Das Grundproblem: Kaum ein großes Unternehmen hat einen Überblick über seine komplette Lieferkette. Zalando verweist zwar immer wieder gern auf Produktionsstätten in Spanien oder Italien, woher genau aber Leder oder Zutaten stammen, bleibt meist im Dunkeln. In Wahrheit wurden beispielsweise die kontaminierten „Pier One“-Schuhe von Zalando nicht in Spanien, sondern in Mazedonien gefertigt, wo sie wiederum das italienische Unternehmen Lenci geordert hatte, bei dem Zalando ursprünglich bestellt hatte. Wo im Übrigen das verarbeitete Leder herkam, vermag man bis heute weder bei Zalando in Berlin noch bei Lenci in der Toskana genau sagen. Wahrscheinlich aus Asien.

Womit wir wieder mal bei der Problematik mit den dubiosen Zwischenhändlern wären.

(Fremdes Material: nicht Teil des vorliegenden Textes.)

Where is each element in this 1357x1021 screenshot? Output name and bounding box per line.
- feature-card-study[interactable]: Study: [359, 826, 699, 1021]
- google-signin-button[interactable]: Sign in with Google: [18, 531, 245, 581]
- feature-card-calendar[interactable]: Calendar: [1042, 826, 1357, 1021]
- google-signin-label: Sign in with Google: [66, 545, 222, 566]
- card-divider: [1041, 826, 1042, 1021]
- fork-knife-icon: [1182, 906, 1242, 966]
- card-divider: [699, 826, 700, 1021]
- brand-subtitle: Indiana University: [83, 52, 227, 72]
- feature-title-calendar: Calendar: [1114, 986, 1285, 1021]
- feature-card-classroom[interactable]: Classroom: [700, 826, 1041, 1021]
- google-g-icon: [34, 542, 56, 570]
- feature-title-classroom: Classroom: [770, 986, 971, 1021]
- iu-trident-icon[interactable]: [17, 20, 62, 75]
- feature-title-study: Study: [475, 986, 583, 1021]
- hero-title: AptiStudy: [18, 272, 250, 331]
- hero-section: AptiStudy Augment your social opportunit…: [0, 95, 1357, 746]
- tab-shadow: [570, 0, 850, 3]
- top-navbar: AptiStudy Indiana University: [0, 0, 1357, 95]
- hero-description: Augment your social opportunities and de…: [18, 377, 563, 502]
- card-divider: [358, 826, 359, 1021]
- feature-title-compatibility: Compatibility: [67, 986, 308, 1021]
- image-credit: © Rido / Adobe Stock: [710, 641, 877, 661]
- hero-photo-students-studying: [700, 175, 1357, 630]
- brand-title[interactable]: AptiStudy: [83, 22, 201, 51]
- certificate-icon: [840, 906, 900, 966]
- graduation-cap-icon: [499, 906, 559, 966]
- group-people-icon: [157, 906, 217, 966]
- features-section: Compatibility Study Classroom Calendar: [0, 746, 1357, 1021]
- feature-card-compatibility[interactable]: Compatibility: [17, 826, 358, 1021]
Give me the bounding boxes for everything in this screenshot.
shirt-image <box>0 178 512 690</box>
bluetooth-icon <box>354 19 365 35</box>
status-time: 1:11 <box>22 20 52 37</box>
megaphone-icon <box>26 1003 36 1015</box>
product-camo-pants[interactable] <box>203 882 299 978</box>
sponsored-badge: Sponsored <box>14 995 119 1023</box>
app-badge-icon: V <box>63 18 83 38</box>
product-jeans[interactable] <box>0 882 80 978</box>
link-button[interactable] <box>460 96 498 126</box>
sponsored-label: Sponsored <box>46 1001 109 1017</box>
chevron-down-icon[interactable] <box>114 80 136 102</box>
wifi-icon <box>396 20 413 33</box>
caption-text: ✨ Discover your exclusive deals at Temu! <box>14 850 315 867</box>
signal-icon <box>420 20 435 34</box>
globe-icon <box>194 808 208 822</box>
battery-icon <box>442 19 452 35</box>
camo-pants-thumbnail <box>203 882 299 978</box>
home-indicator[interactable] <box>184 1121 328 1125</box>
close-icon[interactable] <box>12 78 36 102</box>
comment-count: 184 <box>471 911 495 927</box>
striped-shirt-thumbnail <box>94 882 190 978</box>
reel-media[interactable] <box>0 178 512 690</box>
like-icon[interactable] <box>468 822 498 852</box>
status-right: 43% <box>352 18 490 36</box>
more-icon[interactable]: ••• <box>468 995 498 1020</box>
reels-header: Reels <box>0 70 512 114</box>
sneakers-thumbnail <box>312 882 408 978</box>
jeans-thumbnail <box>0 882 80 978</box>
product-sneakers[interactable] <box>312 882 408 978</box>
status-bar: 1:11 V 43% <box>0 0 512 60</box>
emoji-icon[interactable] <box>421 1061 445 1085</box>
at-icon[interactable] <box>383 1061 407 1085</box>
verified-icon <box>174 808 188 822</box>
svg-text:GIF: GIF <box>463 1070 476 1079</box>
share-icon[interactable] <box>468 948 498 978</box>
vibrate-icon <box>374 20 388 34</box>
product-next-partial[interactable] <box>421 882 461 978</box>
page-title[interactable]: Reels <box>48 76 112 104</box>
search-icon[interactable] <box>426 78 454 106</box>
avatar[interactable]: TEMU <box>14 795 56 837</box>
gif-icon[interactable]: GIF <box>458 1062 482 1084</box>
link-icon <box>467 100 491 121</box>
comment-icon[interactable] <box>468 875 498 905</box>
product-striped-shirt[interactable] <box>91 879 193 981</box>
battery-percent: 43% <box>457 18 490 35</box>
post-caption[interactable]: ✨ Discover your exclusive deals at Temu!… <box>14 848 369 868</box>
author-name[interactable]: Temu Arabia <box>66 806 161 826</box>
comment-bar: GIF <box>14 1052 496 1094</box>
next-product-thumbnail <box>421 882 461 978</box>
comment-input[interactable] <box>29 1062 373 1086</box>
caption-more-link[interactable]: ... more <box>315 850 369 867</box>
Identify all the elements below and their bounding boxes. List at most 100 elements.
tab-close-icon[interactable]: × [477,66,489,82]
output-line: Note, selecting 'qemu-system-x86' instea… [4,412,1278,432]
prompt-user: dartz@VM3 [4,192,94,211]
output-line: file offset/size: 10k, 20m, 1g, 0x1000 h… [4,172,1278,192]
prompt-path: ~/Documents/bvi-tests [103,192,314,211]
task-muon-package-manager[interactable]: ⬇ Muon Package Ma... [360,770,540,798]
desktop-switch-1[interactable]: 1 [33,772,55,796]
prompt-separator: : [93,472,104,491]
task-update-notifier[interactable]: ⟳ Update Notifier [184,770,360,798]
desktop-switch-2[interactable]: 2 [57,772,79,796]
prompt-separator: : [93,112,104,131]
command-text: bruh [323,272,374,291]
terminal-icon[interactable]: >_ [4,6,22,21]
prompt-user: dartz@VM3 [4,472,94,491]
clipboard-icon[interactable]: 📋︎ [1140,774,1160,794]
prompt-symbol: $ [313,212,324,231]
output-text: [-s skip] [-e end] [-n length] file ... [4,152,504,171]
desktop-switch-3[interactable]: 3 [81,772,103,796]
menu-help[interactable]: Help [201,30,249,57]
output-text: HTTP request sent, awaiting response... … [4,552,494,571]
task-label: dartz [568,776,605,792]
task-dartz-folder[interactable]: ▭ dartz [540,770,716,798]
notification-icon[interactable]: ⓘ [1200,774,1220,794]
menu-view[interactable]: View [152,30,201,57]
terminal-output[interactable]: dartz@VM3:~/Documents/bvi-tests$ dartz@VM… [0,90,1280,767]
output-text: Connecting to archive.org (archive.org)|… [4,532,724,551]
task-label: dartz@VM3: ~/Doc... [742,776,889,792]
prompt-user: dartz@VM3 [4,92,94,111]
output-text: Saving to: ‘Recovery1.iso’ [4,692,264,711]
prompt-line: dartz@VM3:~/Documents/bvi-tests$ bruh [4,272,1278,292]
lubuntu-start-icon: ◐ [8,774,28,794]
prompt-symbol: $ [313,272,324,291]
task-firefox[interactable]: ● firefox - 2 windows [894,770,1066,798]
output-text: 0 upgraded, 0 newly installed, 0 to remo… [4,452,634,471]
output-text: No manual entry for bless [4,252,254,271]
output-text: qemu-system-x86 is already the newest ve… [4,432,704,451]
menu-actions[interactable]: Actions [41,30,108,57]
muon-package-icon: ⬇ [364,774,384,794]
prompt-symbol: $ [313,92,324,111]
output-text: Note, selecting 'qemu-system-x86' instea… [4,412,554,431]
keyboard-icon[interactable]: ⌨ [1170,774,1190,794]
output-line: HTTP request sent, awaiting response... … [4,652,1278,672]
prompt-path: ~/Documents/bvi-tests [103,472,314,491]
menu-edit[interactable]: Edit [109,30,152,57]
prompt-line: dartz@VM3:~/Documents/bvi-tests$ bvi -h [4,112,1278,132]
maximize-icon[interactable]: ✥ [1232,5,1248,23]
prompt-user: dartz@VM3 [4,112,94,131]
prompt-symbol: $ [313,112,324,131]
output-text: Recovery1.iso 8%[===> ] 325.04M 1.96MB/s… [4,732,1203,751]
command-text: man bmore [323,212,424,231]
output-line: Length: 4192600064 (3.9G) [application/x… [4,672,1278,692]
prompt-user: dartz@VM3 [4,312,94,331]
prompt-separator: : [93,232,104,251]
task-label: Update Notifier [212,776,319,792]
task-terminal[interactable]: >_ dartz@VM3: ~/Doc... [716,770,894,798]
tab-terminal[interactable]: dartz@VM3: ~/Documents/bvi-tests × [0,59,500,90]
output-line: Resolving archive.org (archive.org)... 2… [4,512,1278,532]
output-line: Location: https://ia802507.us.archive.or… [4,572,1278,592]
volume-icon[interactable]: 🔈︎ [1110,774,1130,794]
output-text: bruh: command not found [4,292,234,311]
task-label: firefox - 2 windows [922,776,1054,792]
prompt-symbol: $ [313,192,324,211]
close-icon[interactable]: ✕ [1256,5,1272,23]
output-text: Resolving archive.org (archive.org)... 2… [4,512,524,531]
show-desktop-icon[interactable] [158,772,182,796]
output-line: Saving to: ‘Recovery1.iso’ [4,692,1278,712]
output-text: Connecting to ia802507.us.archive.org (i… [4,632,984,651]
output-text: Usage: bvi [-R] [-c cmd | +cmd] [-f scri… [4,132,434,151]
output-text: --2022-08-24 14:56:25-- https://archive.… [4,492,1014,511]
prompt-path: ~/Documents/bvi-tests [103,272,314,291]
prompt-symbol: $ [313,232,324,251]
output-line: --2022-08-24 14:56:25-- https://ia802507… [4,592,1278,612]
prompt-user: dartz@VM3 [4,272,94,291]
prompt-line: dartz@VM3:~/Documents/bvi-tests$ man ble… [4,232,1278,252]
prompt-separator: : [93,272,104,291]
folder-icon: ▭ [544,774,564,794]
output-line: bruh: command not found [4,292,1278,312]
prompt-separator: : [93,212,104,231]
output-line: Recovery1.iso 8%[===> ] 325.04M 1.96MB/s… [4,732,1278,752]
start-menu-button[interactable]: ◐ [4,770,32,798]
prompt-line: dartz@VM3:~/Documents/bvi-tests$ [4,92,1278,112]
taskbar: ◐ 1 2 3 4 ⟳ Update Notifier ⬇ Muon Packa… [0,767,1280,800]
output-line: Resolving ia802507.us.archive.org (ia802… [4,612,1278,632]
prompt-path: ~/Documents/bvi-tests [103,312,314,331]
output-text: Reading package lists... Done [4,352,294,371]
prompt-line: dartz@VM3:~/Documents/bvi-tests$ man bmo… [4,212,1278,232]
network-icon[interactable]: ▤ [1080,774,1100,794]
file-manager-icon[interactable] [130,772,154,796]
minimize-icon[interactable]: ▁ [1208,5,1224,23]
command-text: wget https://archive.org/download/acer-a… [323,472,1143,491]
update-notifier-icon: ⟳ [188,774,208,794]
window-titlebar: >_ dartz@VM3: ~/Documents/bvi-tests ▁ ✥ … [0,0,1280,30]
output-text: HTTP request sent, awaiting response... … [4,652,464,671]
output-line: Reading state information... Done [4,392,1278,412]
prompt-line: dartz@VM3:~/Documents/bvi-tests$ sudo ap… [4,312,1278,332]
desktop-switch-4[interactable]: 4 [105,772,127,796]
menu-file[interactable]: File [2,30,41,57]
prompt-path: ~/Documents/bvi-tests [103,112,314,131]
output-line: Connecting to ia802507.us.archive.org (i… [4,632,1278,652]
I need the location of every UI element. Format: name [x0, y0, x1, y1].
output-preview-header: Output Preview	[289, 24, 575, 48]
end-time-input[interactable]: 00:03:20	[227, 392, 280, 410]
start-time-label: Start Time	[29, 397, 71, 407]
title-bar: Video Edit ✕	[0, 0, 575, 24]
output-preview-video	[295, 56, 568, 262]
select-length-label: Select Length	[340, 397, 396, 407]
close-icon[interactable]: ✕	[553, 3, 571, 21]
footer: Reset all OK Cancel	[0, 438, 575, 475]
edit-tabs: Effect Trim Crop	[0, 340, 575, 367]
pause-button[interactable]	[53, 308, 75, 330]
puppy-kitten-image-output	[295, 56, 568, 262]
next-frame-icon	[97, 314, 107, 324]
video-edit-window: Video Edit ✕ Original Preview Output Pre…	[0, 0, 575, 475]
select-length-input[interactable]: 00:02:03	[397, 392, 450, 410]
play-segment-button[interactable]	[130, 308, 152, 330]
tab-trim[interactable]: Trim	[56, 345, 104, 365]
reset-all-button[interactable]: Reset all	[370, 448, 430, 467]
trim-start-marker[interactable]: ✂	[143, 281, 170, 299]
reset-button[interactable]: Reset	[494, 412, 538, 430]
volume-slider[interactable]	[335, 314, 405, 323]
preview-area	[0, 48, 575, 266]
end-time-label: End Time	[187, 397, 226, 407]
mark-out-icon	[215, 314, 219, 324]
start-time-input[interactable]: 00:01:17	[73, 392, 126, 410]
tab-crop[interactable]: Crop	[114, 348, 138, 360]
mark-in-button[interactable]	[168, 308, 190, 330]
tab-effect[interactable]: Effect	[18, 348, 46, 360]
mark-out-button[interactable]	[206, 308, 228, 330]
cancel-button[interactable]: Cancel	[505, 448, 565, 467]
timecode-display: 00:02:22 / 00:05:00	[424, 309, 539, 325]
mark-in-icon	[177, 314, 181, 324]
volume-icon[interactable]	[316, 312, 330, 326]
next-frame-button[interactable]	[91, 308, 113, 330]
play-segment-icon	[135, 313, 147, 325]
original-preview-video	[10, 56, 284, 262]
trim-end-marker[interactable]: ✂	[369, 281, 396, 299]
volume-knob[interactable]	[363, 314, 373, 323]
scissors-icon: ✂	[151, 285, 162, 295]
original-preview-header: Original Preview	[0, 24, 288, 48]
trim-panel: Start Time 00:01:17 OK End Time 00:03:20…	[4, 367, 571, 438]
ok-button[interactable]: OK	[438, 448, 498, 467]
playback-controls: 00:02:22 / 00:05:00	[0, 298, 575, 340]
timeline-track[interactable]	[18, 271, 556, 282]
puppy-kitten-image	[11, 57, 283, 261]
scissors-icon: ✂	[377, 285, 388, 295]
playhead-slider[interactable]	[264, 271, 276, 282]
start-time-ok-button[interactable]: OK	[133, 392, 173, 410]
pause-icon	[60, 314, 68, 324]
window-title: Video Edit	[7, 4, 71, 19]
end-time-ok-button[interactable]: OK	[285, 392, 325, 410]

Der Klassiker: Das Leder wird irgendwo in Asien eingekauft, und zwar von einem Zwischenhändler, der wiederum den Schuh-Hersteller – also nicht den Händler – beliefert. Stichproben möglicher Gift-Belastungen lässt man auf halbem Wege, zum Beispiel in der Türkei, erledigen – das ist ohnehin billiger. Die Mär von der berühmten Fertigung in Europa, ist laut SPIEGEL, zudem Augenwischerei. Nicht selten sei die spanische oder italienische „Manufaktur“ nur ein Durchgangslager, bei dem die aus Billiglohnländern stammenden Schuhe lediglich umgepackt würden. Für das Prädikat „Made in Spain“ reiche es beispielsweise, Schnürbänder durch die bereits fertigen Modelle zu ziehen. Auch dies werde mitunter von Tagelöhnern erledigt, die nur 30 Euro am Tag verdienen.

Ob die aktuellen Negativ-Schlagzeilen sich irgendwie auf den womöglich geplanten Börsengang von Zalando auswirken, ist ungewiss. Ohnehin ist es für den Laien schwer verständlich, warum ein Unternehmen, das allein im ersten Quartal dieses Jahres seinen Umsatz um mehr als ein Drittel gesteigert hat, nach wie vor Rote Zahlen schreibt. Dafür seien die hohen Investitionen verantwortlich, heißt es. Die werden allerdings, so ein Zalando-Vorstandsmitglied, in Auslands-Expansion, Logistik und kundenorientierte Innovationen, zum Beispiel Apps, gesteckt. In hochwertige Qualitätsprodukte offenbar also nicht!